A ativista Helen Keller dizia que tudo o que amamos profundamente converte-se em parte de nós. Ela já sabia que o amor não é um sentimento, mas algo em que nos transformamos, na medida em que compõe a nossa vida.

Para Gibran Kahlil Gibran, poeta e filósofo libanês, “o trabalho é o amor tornado visível”. Pois se, de um lado, o amor é algo em que nos transformamos, de outro, o trabalho é a expressão desse mesmo amor.

Quando somos amor, esse amor se transfere para tudo o que fazemos. Segue incorporado ao produto ou serviço, como um invólucro de boa energia. O amor atrai e cativa. Quem o desfruta, quer replicar a experiência e oferecer a recompensa justa, com gratidão. 

O amor é e sempre será a melhor estratégia.

Propósito
As bem-aventuranças no trabalho

Bem-aventurado o trabalho em que todos podem expressar o que pensam e sentem

Uma empresa mais humana depende da boa palavra e da qualidade das relações entre as pessoas. O trabalho se torna uma benção quando orientado por valores virtuosos, como a compreensão, o respeito, a tolerância e o perdão. Quando os limites de cada um são respeitados de maneira natural, todos vivem a sua própria humanidade. E podem apreciar a dos demais, que se apresentam em toda a sua magnitude.

Bem-aventurado o trabalho que pulsa e faz vibrar.

Empresas adoecidas não vibram. A vibração está relacionada à saúde e acontece quando existe harmonia entre todos os agentes que contribuem para a existência de uma empresa: os clientes, os fornecedores, os investidores e acionistas, os colaboradores, os líderes. Uma empresa vibra quando todos os envolvidos vibram juntos.

Bem-aventurado o trabalho com propósito e significado.

Fazer algo é diferente de ter algo para fazer. Uma empresa deve ter um propósito que, por sua vez, sirva a todos que dela dependem. Uma empresa deve construir e deixar um legado para a humanidade, gerando ao longo de sua existência riquezas de todos os tipos: mentais, emocionais, intelectuais, espirituais, além das materiais.

Bem-aventurado o trabalho que torna os humanos mais humanos.

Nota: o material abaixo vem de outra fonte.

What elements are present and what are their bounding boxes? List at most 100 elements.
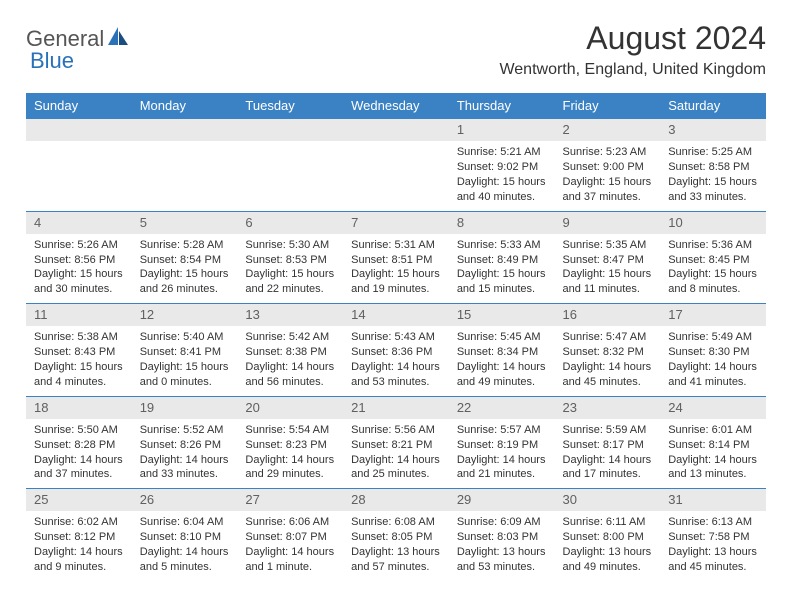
day-number: 1	[449, 119, 555, 141]
day-content: Sunrise: 5:30 AMSunset: 8:53 PMDaylight:…	[237, 234, 343, 303]
sunrise-text: Sunrise: 5:45 AM	[457, 330, 547, 345]
day-content: Sunrise: 5:40 AMSunset: 8:41 PMDaylight:…	[132, 326, 238, 395]
calendar-cell: 13Sunrise: 5:42 AMSunset: 8:38 PMDayligh…	[237, 304, 343, 397]
day-content: Sunrise: 5:36 AMSunset: 8:45 PMDaylight:…	[660, 234, 766, 303]
sunset-text: Sunset: 8:41 PM	[140, 345, 230, 360]
day-number: 12	[132, 304, 238, 326]
day-number: 10	[660, 212, 766, 234]
calendar-cell: 18Sunrise: 5:50 AMSunset: 8:28 PMDayligh…	[26, 396, 132, 489]
day-content: Sunrise: 5:54 AMSunset: 8:23 PMDaylight:…	[237, 419, 343, 488]
day-number: 24	[660, 397, 766, 419]
sunset-text: Sunset: 8:36 PM	[351, 345, 441, 360]
day-content: Sunrise: 5:26 AMSunset: 8:56 PMDaylight:…	[26, 234, 132, 303]
sunrise-text: Sunrise: 6:01 AM	[668, 423, 758, 438]
sunrise-text: Sunrise: 5:57 AM	[457, 423, 547, 438]
day-number: 29	[449, 489, 555, 511]
sunrise-text: Sunrise: 5:21 AM	[457, 145, 547, 160]
day-content: Sunrise: 5:25 AMSunset: 8:58 PMDaylight:…	[660, 141, 766, 210]
day-header: Friday	[555, 93, 661, 119]
day-number: 16	[555, 304, 661, 326]
calendar-cell: 25Sunrise: 6:02 AMSunset: 8:12 PMDayligh…	[26, 489, 132, 581]
sunrise-text: Sunrise: 5:31 AM	[351, 238, 441, 253]
sunset-text: Sunset: 8:23 PM	[245, 438, 335, 453]
day-number: 4	[26, 212, 132, 234]
sunset-text: Sunset: 8:28 PM	[34, 438, 124, 453]
calendar-cell: 23Sunrise: 5:59 AMSunset: 8:17 PMDayligh…	[555, 396, 661, 489]
calendar-cell: 24Sunrise: 6:01 AMSunset: 8:14 PMDayligh…	[660, 396, 766, 489]
month-title: August 2024	[499, 20, 766, 57]
day-content: Sunrise: 5:59 AMSunset: 8:17 PMDaylight:…	[555, 419, 661, 488]
calendar-cell: 9Sunrise: 5:35 AMSunset: 8:47 PMDaylight…	[555, 211, 661, 304]
sunset-text: Sunset: 8:17 PM	[563, 438, 653, 453]
calendar-week-row: 11Sunrise: 5:38 AMSunset: 8:43 PMDayligh…	[26, 304, 766, 397]
sunrise-text: Sunrise: 5:47 AM	[563, 330, 653, 345]
sunset-text: Sunset: 8:51 PM	[351, 253, 441, 268]
location-text: Wentworth, England, United Kingdom	[499, 61, 766, 79]
sunset-text: Sunset: 8:03 PM	[457, 530, 547, 545]
sunset-text: Sunset: 8:49 PM	[457, 253, 547, 268]
calendar-cell: 19Sunrise: 5:52 AMSunset: 8:26 PMDayligh…	[132, 396, 238, 489]
day-number: 19	[132, 397, 238, 419]
daylight-text: Daylight: 15 hours and 22 minutes.	[245, 267, 335, 297]
sunrise-text: Sunrise: 5:35 AM	[563, 238, 653, 253]
day-number: 31	[660, 489, 766, 511]
sunrise-text: Sunrise: 5:38 AM	[34, 330, 124, 345]
calendar-cell: 3Sunrise: 5:25 AMSunset: 8:58 PMDaylight…	[660, 119, 766, 212]
header: General August 2024 Wentworth, England, …	[26, 20, 766, 79]
day-number: 13	[237, 304, 343, 326]
day-content: Sunrise: 6:02 AMSunset: 8:12 PMDaylight:…	[26, 511, 132, 580]
daylight-text: Daylight: 15 hours and 15 minutes.	[457, 267, 547, 297]
calendar-cell: 7Sunrise: 5:31 AMSunset: 8:51 PMDaylight…	[343, 211, 449, 304]
day-number	[343, 119, 449, 141]
day-content: Sunrise: 5:57 AMSunset: 8:19 PMDaylight:…	[449, 419, 555, 488]
calendar-week-row: 4Sunrise: 5:26 AMSunset: 8:56 PMDaylight…	[26, 211, 766, 304]
sunrise-text: Sunrise: 6:13 AM	[668, 515, 758, 530]
sunset-text: Sunset: 8:10 PM	[140, 530, 230, 545]
sunset-text: Sunset: 8:07 PM	[245, 530, 335, 545]
day-number: 3	[660, 119, 766, 141]
calendar-cell: 16Sunrise: 5:47 AMSunset: 8:32 PMDayligh…	[555, 304, 661, 397]
calendar-week-row: 1Sunrise: 5:21 AMSunset: 9:02 PMDaylight…	[26, 119, 766, 212]
sunset-text: Sunset: 8:54 PM	[140, 253, 230, 268]
calendar-cell: 15Sunrise: 5:45 AMSunset: 8:34 PMDayligh…	[449, 304, 555, 397]
sunset-text: Sunset: 8:58 PM	[668, 160, 758, 175]
day-content: Sunrise: 5:56 AMSunset: 8:21 PMDaylight:…	[343, 419, 449, 488]
sunrise-text: Sunrise: 5:28 AM	[140, 238, 230, 253]
day-number: 18	[26, 397, 132, 419]
day-header: Monday	[132, 93, 238, 119]
calendar-cell: 4Sunrise: 5:26 AMSunset: 8:56 PMDaylight…	[26, 211, 132, 304]
day-content: Sunrise: 5:33 AMSunset: 8:49 PMDaylight:…	[449, 234, 555, 303]
sunset-text: Sunset: 8:53 PM	[245, 253, 335, 268]
day-content: Sunrise: 5:42 AMSunset: 8:38 PMDaylight:…	[237, 326, 343, 395]
logo-sail-icon	[108, 27, 130, 52]
sunrise-text: Sunrise: 5:43 AM	[351, 330, 441, 345]
day-content: Sunrise: 5:45 AMSunset: 8:34 PMDaylight:…	[449, 326, 555, 395]
day-number: 25	[26, 489, 132, 511]
daylight-text: Daylight: 15 hours and 4 minutes.	[34, 360, 124, 390]
sunrise-text: Sunrise: 5:52 AM	[140, 423, 230, 438]
calendar-cell: 31Sunrise: 6:13 AMSunset: 7:58 PMDayligh…	[660, 489, 766, 581]
daylight-text: Daylight: 15 hours and 8 minutes.	[668, 267, 758, 297]
sunset-text: Sunset: 8:38 PM	[245, 345, 335, 360]
daylight-text: Daylight: 14 hours and 17 minutes.	[563, 453, 653, 483]
daylight-text: Daylight: 14 hours and 49 minutes.	[457, 360, 547, 390]
calendar-cell: 11Sunrise: 5:38 AMSunset: 8:43 PMDayligh…	[26, 304, 132, 397]
daylight-text: Daylight: 15 hours and 11 minutes.	[563, 267, 653, 297]
day-content: Sunrise: 6:06 AMSunset: 8:07 PMDaylight:…	[237, 511, 343, 580]
day-content: Sunrise: 6:01 AMSunset: 8:14 PMDaylight:…	[660, 419, 766, 488]
day-number: 20	[237, 397, 343, 419]
sunset-text: Sunset: 8:19 PM	[457, 438, 547, 453]
day-number: 8	[449, 212, 555, 234]
sunrise-text: Sunrise: 5:54 AM	[245, 423, 335, 438]
day-header-row: Sunday Monday Tuesday Wednesday Thursday…	[26, 93, 766, 119]
day-number: 9	[555, 212, 661, 234]
daylight-text: Daylight: 15 hours and 30 minutes.	[34, 267, 124, 297]
day-number: 17	[660, 304, 766, 326]
day-content: Sunrise: 5:47 AMSunset: 8:32 PMDaylight:…	[555, 326, 661, 395]
sunrise-text: Sunrise: 6:02 AM	[34, 515, 124, 530]
daylight-text: Daylight: 15 hours and 19 minutes.	[351, 267, 441, 297]
title-block: August 2024 Wentworth, England, United K…	[499, 20, 766, 79]
daylight-text: Daylight: 13 hours and 53 minutes.	[457, 545, 547, 575]
day-number: 22	[449, 397, 555, 419]
calendar-cell: 14Sunrise: 5:43 AMSunset: 8:36 PMDayligh…	[343, 304, 449, 397]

Estar inteiro é um estado de suprema felicidade. Todos os seres humanos merecem viver essa condição de plenitude. Ela extrapola os limites de cada ser humano e se espalha como uma semente poderosa em seara de alta qualidade. Uma empresa deve contribuir para que as pessoas vivam a sua inteireza e plenitude. Implica unir razão com emoção, inteligência com sentimentos, intuição com criação, coração e mente. Implica atuar como sujeitos e não como objetos.

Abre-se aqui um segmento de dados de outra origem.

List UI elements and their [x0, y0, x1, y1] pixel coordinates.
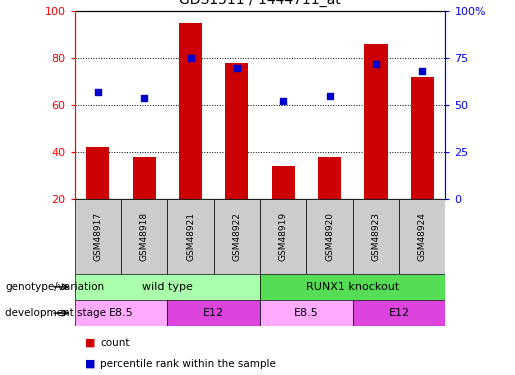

Bem-aventurado o trabalho que dá liberdade aos criadores.

Uma empresa deve permitir a livre expressão das idéias. Deve estimular o surgimento de novos talentos e fazer aflorar o potencial criativo de cada pessoa. Deve rejeitar a mecanização da mente, que entorpece e acomoda. Uma empresa deve ser o local em que cada ser humano possa contar a sua melhor história. Ao mesmo tempo em que é artífice da história do conjunto ali reunido, uma representativa comunidade de trabalho.

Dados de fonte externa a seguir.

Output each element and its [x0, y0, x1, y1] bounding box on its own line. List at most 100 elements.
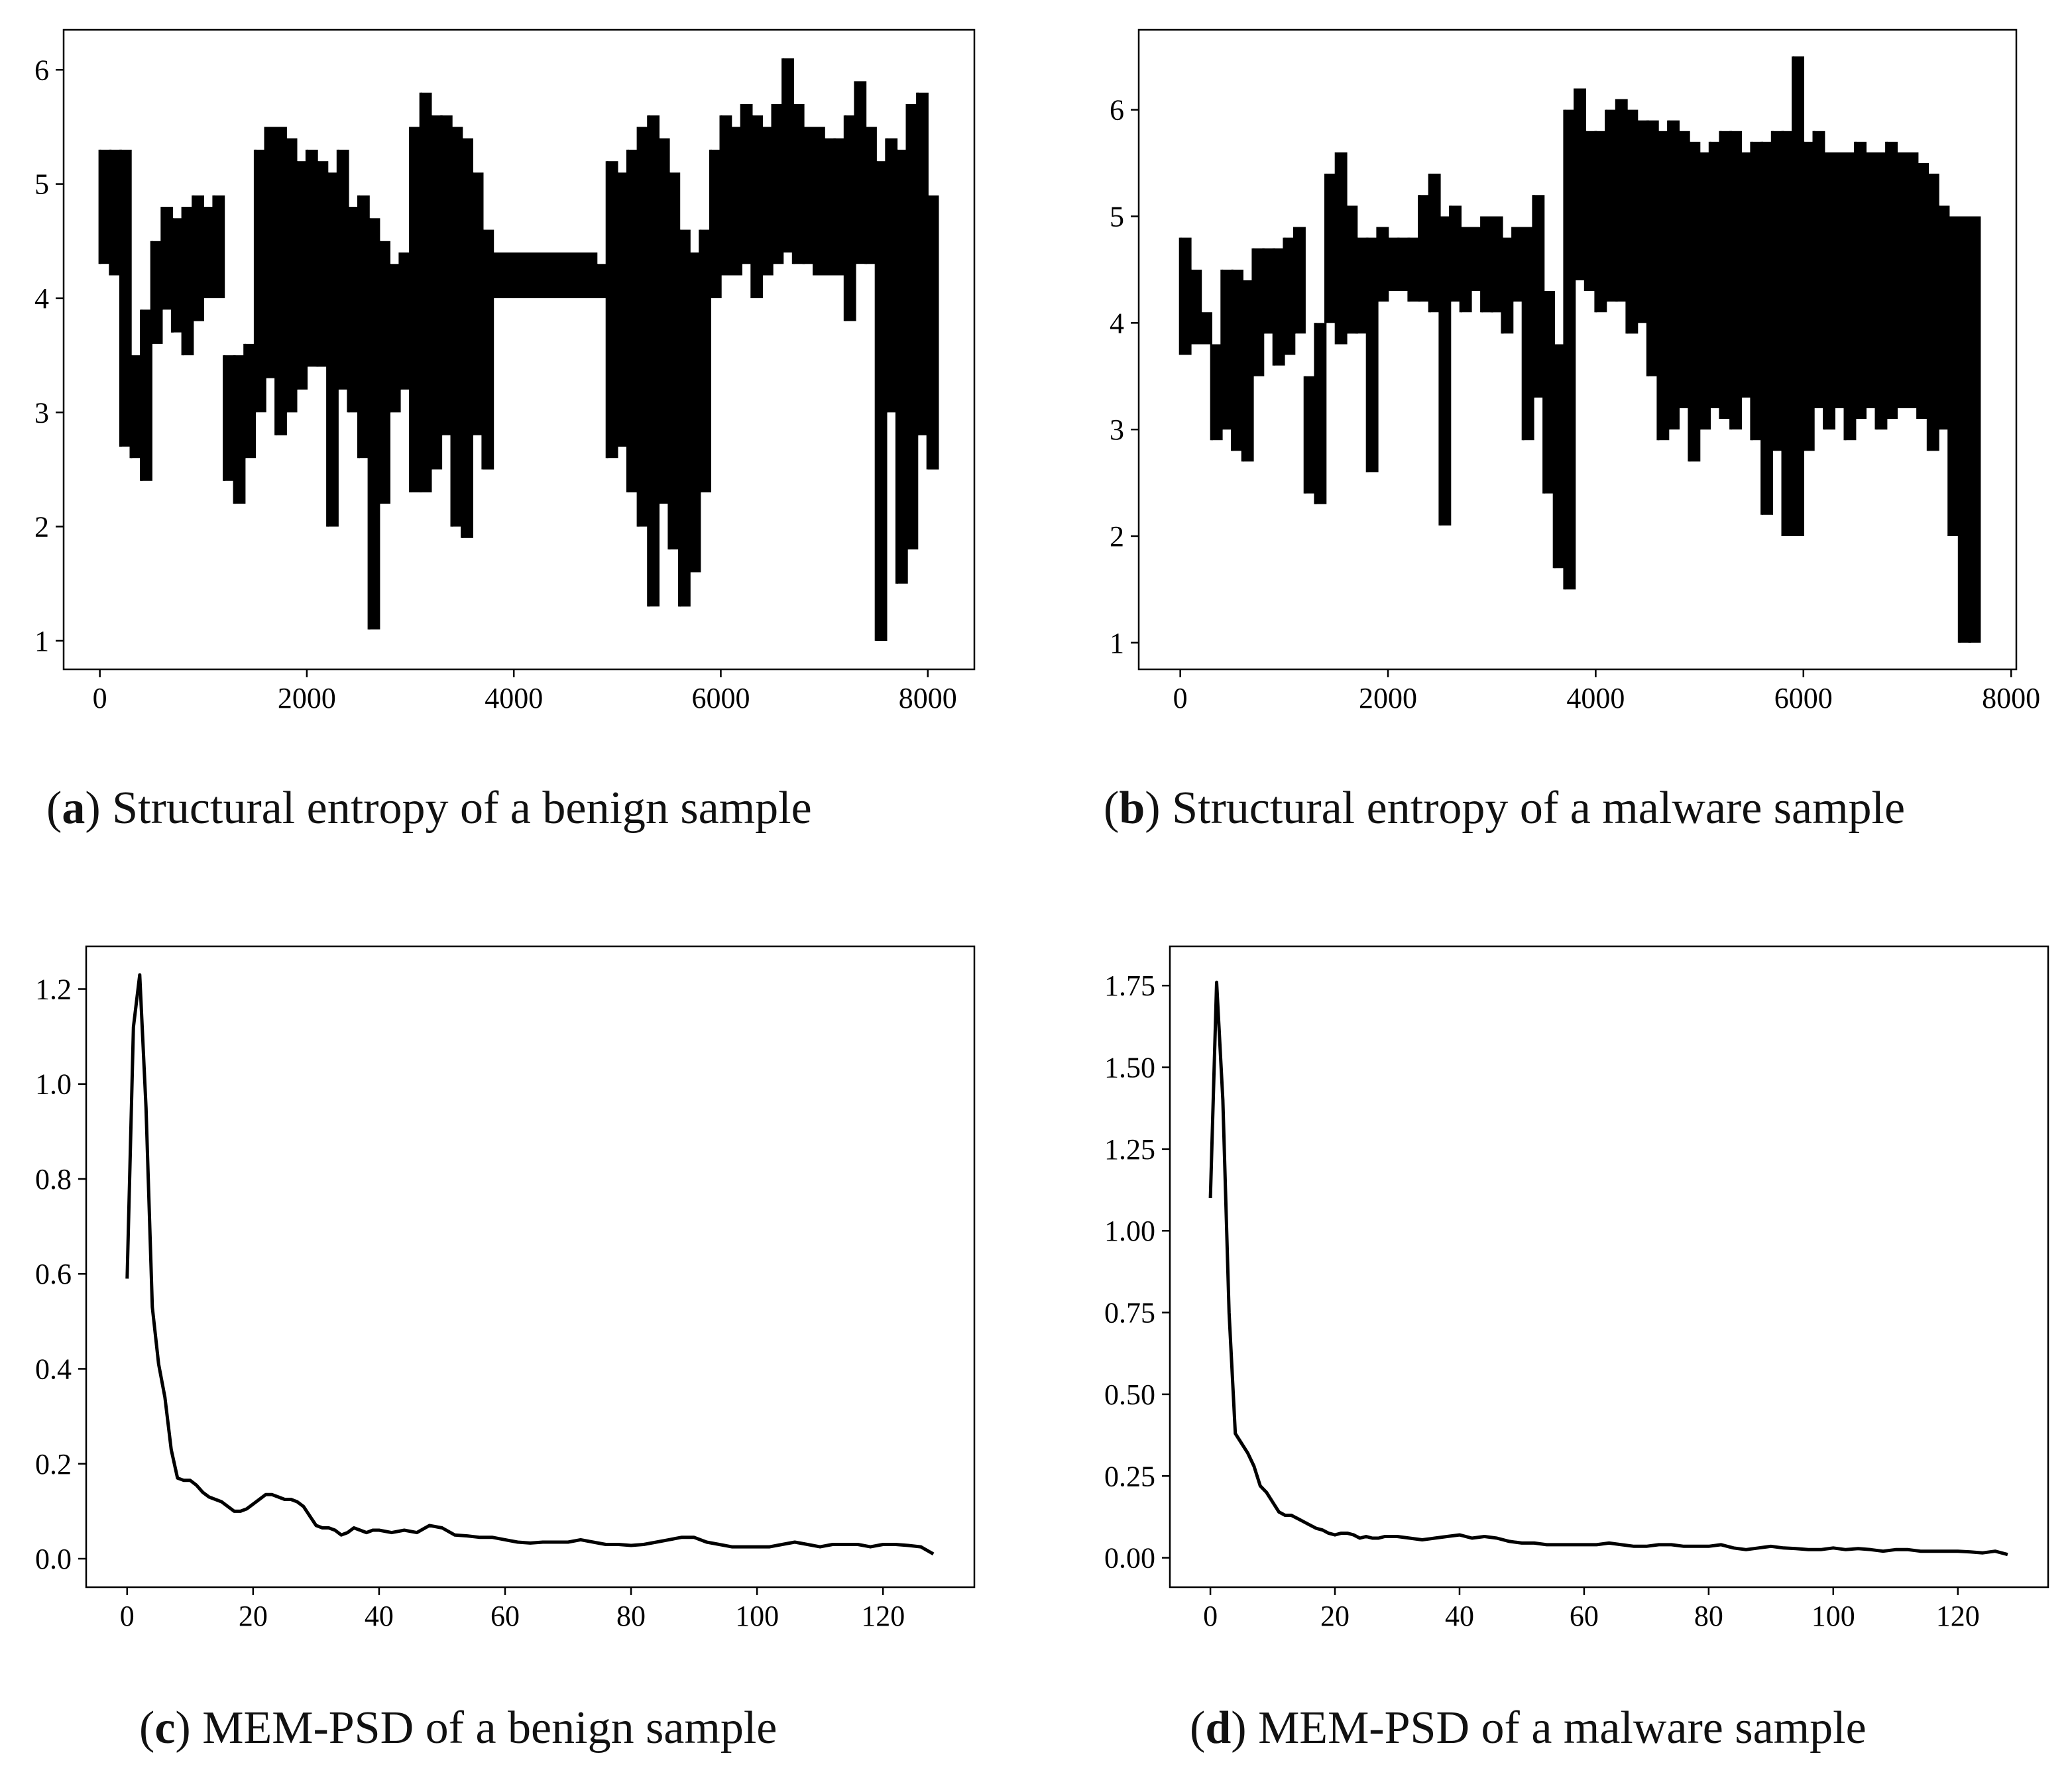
data-bar [1668, 120, 1680, 430]
y-tick-label: 1.2 [35, 973, 72, 1005]
y-tick-label: 1 [1110, 627, 1124, 659]
data-bar [1793, 56, 1804, 536]
data-bar [286, 138, 298, 413]
data-bar [1876, 152, 1888, 430]
data-bar [772, 104, 784, 264]
y-tick-label: 0.25 [1104, 1460, 1155, 1492]
data-bar [1190, 269, 1202, 345]
data-bar [783, 58, 794, 252]
data-bar [99, 149, 111, 264]
y-tick-label: 0.75 [1104, 1297, 1155, 1329]
caption-text: MEM-PSD of a malware sample [1258, 1702, 1867, 1754]
x-tick-label: 6000 [691, 682, 750, 714]
data-bar [1772, 131, 1784, 451]
data-bar [907, 104, 919, 550]
data-bar [835, 138, 846, 276]
chart-panel-c: 0 20 40 60 80 100 120 0.0 0.2 0.4 0.6 0.8 1.0 1.2 [35, 945, 976, 1632]
data-bar [886, 138, 898, 413]
data-bar [534, 252, 546, 298]
y-tick-label: 0.0 [35, 1543, 72, 1575]
x-tick-label: 100 [1812, 1600, 1855, 1632]
data-bar [700, 229, 711, 492]
data-bar [327, 172, 339, 527]
data-bar [1585, 131, 1597, 292]
caption-d: (d) MEM-PSD of a malware sample [1190, 1702, 1867, 1754]
data-bar [162, 207, 174, 310]
data-bar [1865, 152, 1877, 408]
data-bar [1533, 195, 1545, 398]
data-bar [824, 138, 836, 276]
plot-frame [1169, 945, 2049, 1589]
data-bar [762, 127, 774, 276]
x-tick-label: 20 [1320, 1600, 1350, 1632]
y-tick-label: 1 [34, 625, 49, 657]
data-bar [131, 355, 143, 459]
data-bar [1523, 227, 1534, 441]
data-bar [141, 309, 152, 481]
y-tick-label: 2 [1110, 520, 1124, 553]
data-bar [265, 127, 277, 378]
data-bar [545, 252, 556, 298]
data-bar [1762, 141, 1773, 515]
data-bar [1678, 131, 1690, 409]
data-bar [1845, 152, 1857, 441]
y-tick-label: 0.00 [1104, 1542, 1155, 1575]
plot-frame [1137, 28, 2018, 671]
data-bar [1803, 141, 1815, 451]
x-tick-label: 2000 [1359, 682, 1417, 714]
data-bar [234, 355, 246, 504]
data-bar [1606, 109, 1617, 302]
data-bar [389, 264, 401, 413]
data-bar [431, 115, 443, 470]
x-tick-label: 40 [1445, 1600, 1474, 1632]
data-bar [1782, 131, 1794, 537]
data-bar [1398, 237, 1410, 291]
x-tick-label: 80 [1694, 1600, 1723, 1632]
data-bar [213, 195, 225, 298]
data-bar [866, 127, 877, 264]
data-bar [255, 149, 266, 413]
x-tick-label: 20 [239, 1600, 268, 1632]
y-tick-label: 3 [1110, 414, 1124, 446]
data-bar [483, 229, 494, 470]
caption-a: (a) Structural entropy of a benign sampl… [46, 783, 812, 834]
y-tick-label: 0.4 [35, 1353, 72, 1386]
chart-panel-d: 0 20 40 60 80 100 120 0.00 0.25 0.50 0.75 1.00 1.25 1… [1104, 945, 2049, 1632]
data-bar [1180, 237, 1192, 355]
data-bar [306, 149, 318, 367]
y-tick-label: 1.0 [35, 1068, 72, 1101]
data-bar [1949, 216, 1961, 536]
data-bar [1377, 227, 1389, 302]
data-bar [1896, 152, 1908, 408]
data-bar [410, 127, 422, 492]
data-bar [1419, 195, 1430, 302]
data-bar [110, 149, 122, 276]
data-bar [379, 241, 390, 504]
data-bar [1502, 237, 1514, 334]
data-bar [451, 127, 463, 527]
data-bar [400, 252, 412, 390]
data-bar [441, 115, 453, 435]
data-bar [462, 138, 473, 538]
data-bar [1928, 174, 1939, 451]
data-bar [1918, 163, 1929, 419]
chart-panel-a: 0 2000 4000 6000 8000 1 2 3 4 5 6 [34, 28, 976, 714]
data-bar [1409, 237, 1420, 302]
data-bar [1658, 131, 1670, 441]
data-bar [1242, 280, 1254, 462]
data-bar [814, 127, 825, 276]
y-tick-label: 1.50 [1104, 1052, 1155, 1084]
caption-text: Structural entropy of a benign sample [112, 783, 812, 834]
data-bar [1336, 152, 1348, 345]
data-bar [1326, 174, 1337, 323]
data-bar [1440, 216, 1452, 526]
x-tick-label: 8000 [1982, 682, 2040, 714]
y-tick-label: 3 [34, 396, 49, 429]
data-bar [1575, 88, 1586, 280]
data-bar [1367, 237, 1379, 473]
data-bar [658, 138, 670, 504]
data-bar [876, 161, 888, 641]
x-tick-label: 0 [1173, 682, 1188, 714]
data-bar [617, 172, 629, 447]
data-bar [1907, 152, 1919, 408]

Bem-aventurado o trabalho que acolhe.

Que o sucesso seja fonte de orgulho, jamais de arrogância. Não se deve fazer alarde do sucesso, mas transformá-lo em lições a serem oferecidas a todos que delas necessitam. Acolher outras pessoas e tornar disponível a experiência acumulada é função de toda a empresa que compreende o sucesso como uma dádiva a ser retribuída.

Bem-aventurado o trabalho que expande a consciência de todos que nele se envolvem.

É importante reconhecer seus próprios limites, mas é desafiador e estimulante expandi-los todos os dias. Executar um bom trabalho é fundamental, porém mais vital ainda é voltar para casa todos os dias com a estatura mais alta, expansão que acontece graças a um novo conhecimento, habilidade ou atitude. Uma empresa humana, ética e próspera é aquela que cresce e faz crescer.

Bem-aventurado o trabalho que abre espaço para a presença de Deus.

Carl Jung dizia que “evocado ou não, Deus está presente”. E isso acontece para as empresas que aprenderam a desacelerar. É preciso tempo para o apaziguamento interno e deixar que Deus se pronuncie nas decisões, ações e relações diárias. Quando Deus está presente, a voracidade do ciclo da sobrevivência dá lugar ao sereno e criativo ciclo da prosperidade.

Bem-aventurados todos aqueles que fazem do seu trabalho uma forma de contribuir com o mundo.